In two books I've read recently there have been peripheral characters who were classics professors. In Caucasia, the mother's patrician upbringing - upon which she has turned her back - is exemplified by her father. He sounds like he was a fairly nice guy, and it was only after his death that Sandy really rebelled and got involved in the Black Power movement. In A Company of Swans, however, Eva Ibbotson creates a real monster of a father: far more concerned with his position at Cambridge than anything else, he notices his daughter only to worry about how she might disgrace him. He is stuffy, judgmental, bigoted, close-minded; he educates Harriet in Greek and Latin, but will not allow her to go to school (this is at the end of the 19th century).

There are also a number of books in which classics students do bad things - Donna Tartt's The Secret History, Carol Goodman's books, and Pamela Dean's transplantation of the Tam Lin myth into the classics department of a small liberal arts college in Minnesota.

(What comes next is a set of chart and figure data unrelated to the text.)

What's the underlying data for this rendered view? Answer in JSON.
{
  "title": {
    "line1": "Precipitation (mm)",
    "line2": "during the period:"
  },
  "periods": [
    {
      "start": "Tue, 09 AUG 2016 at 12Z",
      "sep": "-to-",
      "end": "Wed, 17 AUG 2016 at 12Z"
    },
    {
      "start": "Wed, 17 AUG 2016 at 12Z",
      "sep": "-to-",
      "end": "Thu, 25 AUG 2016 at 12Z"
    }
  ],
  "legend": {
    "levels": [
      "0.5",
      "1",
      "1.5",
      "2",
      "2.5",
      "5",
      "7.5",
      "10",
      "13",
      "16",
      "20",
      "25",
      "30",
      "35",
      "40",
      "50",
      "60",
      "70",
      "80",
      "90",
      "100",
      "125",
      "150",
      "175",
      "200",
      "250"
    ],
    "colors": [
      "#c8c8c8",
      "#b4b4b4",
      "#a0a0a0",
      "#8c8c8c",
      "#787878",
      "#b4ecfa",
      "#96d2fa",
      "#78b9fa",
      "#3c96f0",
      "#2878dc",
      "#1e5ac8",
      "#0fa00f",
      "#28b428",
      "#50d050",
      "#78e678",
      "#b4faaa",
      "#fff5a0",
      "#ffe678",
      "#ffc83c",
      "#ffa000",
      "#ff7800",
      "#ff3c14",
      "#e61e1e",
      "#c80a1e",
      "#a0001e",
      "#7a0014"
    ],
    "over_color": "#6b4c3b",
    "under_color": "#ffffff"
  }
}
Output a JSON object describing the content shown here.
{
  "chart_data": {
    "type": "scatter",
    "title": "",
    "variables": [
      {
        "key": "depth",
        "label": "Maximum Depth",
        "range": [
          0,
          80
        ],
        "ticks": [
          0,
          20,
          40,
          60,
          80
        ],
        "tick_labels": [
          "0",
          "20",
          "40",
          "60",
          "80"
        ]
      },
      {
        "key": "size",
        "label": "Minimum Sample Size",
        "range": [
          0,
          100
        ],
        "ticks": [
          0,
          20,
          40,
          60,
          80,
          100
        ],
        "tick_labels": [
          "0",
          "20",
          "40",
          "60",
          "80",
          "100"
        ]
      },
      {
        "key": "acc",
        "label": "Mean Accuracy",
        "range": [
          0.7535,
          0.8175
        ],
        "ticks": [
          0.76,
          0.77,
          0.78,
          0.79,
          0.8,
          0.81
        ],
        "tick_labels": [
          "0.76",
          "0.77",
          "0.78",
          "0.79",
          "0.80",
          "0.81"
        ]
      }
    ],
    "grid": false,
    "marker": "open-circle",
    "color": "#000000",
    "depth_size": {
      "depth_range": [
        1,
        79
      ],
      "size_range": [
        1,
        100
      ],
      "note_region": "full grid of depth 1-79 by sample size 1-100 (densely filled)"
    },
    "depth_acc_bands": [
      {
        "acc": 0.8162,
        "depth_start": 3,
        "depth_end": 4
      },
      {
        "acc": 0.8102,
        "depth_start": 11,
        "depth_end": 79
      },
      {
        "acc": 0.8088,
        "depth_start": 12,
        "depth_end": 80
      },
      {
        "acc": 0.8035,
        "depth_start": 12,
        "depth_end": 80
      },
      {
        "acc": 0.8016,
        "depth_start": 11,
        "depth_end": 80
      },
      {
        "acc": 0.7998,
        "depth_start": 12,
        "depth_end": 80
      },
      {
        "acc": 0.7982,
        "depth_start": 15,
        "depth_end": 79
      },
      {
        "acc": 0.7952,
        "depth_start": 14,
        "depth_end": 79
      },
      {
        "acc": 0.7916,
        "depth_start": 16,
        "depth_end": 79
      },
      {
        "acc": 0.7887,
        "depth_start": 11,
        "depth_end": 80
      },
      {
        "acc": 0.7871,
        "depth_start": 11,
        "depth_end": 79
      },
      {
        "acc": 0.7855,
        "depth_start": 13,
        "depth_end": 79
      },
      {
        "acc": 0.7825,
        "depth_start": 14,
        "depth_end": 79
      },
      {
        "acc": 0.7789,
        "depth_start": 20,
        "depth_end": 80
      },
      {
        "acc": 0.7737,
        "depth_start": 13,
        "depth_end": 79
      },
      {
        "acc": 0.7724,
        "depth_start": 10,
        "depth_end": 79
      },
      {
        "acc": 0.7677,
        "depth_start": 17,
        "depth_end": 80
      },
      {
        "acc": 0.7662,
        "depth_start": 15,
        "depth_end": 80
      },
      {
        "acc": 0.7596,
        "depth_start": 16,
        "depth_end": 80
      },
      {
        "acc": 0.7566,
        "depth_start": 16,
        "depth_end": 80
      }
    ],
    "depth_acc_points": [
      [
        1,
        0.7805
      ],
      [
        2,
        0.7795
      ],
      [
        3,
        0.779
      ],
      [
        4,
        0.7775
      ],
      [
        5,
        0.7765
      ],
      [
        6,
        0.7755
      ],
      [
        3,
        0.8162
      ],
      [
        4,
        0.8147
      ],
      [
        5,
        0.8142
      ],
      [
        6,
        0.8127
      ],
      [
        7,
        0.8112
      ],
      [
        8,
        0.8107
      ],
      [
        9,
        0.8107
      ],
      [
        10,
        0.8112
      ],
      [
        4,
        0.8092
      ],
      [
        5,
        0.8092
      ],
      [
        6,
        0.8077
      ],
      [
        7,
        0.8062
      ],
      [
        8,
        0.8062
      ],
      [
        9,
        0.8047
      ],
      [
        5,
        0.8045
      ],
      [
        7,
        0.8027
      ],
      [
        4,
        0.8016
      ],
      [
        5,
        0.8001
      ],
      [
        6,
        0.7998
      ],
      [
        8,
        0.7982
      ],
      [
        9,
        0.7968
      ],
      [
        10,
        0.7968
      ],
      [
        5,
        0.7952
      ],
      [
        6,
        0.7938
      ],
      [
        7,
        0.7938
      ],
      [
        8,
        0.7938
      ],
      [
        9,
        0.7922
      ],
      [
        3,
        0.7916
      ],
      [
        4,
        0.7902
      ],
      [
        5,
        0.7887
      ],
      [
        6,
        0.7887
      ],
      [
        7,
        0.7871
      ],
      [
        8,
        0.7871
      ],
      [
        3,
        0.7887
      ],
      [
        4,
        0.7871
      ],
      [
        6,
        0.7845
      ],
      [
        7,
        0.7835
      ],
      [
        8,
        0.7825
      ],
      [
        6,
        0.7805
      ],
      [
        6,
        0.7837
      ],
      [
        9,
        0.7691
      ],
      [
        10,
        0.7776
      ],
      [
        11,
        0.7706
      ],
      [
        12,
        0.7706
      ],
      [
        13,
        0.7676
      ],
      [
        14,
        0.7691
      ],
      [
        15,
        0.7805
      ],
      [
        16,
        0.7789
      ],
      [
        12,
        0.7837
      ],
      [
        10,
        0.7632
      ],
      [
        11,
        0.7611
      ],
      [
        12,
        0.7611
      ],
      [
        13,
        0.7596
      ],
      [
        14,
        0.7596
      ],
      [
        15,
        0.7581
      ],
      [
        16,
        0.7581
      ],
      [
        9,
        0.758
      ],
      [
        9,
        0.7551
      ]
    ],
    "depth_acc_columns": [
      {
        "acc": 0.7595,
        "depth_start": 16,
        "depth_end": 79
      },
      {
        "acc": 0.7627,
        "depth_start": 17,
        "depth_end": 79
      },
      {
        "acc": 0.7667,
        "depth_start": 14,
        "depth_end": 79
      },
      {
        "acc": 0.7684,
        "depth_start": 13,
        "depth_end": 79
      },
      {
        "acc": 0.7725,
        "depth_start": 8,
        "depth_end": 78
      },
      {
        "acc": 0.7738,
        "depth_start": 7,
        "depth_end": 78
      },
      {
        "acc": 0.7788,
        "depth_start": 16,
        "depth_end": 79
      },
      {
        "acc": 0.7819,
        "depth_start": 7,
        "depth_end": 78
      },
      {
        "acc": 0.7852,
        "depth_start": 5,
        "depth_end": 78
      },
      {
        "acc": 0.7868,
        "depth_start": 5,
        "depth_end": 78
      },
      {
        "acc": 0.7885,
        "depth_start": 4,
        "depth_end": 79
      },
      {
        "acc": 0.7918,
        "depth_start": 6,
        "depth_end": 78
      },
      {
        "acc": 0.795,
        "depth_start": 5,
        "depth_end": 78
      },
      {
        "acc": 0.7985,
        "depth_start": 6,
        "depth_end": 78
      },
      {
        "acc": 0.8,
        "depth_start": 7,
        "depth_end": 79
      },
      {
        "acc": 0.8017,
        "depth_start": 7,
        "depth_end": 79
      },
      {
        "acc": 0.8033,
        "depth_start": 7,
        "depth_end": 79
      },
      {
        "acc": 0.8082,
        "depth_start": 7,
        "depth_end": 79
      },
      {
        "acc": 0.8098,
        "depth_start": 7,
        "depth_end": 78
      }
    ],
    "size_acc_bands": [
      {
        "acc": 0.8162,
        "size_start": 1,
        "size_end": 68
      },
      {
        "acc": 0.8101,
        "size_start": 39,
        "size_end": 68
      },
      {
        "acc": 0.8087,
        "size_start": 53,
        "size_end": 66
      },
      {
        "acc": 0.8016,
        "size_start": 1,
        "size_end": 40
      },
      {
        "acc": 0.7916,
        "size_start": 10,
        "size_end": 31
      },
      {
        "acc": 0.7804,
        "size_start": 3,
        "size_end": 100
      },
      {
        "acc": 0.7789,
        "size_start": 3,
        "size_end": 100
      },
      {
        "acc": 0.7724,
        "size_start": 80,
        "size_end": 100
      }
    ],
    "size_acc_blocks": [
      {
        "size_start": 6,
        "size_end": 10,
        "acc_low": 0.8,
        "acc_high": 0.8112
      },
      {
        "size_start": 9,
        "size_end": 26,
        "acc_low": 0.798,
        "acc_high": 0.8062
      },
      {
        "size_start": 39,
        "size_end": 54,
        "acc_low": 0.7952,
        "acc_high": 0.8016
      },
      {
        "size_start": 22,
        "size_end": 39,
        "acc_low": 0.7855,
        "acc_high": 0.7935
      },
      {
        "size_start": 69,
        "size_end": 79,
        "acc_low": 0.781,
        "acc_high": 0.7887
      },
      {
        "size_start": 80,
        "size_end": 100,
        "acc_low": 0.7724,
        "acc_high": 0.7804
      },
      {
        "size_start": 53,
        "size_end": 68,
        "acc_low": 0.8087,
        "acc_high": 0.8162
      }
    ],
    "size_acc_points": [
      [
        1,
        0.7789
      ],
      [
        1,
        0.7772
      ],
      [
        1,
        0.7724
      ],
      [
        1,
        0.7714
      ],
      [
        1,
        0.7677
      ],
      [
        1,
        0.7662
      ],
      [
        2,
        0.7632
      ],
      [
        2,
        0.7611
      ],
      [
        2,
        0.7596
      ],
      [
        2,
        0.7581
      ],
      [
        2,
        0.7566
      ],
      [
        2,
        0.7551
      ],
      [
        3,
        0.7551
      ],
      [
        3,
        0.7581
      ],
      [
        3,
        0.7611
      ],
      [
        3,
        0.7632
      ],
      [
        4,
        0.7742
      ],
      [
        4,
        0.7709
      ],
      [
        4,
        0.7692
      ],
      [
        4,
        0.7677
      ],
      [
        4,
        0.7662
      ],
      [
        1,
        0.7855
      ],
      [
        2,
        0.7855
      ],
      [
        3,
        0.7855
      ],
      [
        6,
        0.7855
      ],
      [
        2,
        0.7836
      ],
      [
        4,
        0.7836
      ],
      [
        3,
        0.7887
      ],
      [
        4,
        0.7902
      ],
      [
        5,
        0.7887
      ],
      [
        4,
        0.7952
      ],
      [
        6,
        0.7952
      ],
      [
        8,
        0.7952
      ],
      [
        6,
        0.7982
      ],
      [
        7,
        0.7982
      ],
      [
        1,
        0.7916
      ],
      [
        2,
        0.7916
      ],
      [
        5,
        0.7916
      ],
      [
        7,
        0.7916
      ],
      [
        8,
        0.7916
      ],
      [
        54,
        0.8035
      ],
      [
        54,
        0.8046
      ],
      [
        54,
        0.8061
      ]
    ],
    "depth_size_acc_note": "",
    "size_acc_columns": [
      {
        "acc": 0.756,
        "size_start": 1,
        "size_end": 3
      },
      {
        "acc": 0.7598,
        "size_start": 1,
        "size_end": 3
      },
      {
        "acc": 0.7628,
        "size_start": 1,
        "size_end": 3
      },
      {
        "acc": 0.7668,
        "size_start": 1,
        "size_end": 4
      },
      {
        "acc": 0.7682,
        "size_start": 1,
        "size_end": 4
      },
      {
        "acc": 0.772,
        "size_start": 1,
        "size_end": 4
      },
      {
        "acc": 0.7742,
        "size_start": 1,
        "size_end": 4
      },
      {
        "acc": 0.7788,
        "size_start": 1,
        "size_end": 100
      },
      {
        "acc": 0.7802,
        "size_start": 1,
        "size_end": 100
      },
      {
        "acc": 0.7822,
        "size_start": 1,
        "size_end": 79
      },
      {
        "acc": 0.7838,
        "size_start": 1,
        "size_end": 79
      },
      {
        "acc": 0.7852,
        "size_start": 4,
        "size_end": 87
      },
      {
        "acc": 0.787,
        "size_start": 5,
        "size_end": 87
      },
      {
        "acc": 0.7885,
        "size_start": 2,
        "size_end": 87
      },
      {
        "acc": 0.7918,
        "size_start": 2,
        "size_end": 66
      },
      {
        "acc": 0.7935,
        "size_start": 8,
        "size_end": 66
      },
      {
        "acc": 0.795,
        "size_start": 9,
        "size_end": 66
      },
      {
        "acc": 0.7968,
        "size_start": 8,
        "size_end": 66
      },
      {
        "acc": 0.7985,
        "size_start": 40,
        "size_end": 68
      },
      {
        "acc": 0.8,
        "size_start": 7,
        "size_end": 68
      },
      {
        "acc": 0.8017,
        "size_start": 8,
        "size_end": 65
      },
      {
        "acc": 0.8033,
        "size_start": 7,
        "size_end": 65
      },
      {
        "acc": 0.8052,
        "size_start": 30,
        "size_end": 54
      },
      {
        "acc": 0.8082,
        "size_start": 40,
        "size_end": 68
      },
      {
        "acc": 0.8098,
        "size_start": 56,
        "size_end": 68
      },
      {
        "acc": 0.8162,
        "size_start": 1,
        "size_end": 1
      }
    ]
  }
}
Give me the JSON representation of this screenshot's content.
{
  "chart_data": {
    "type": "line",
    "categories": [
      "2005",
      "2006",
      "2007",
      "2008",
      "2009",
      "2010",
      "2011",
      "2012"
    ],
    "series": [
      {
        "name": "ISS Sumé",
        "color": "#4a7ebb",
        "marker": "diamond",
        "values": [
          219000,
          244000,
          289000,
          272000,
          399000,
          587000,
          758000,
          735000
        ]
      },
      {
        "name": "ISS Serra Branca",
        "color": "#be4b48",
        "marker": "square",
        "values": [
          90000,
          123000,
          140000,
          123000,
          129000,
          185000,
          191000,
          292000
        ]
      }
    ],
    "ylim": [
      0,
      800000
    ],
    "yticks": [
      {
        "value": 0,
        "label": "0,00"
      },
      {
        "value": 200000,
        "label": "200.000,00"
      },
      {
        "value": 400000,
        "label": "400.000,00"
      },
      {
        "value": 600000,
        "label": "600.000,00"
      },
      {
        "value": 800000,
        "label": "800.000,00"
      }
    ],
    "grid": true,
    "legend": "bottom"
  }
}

Erich Segal usually has a classicist in his books (he is one, after all), and they are fairly neutral. But I don't think I've come across a piece of literature in which there is a hip, exciting classics professor or student who isn't also a total lunatic.

1 comment:

Doc Jen said...

This post made me chuckle and I have to say that English teachers have a rather checkered reputation on the page and screen as well. We are portrayed as either teacher/rock star (Robin Williams in Dead Poet's Society) or uptight and spinsterish. Even movies that attempt more nuanced portrayals of teachers of writing never show the the complex challenges of the job (too many students, lots and lots of essays to repsond to).

I liked the movie, Freedom Writers, but I kept wondering about all the other classes she had to be teaching besides the one the movie focused on.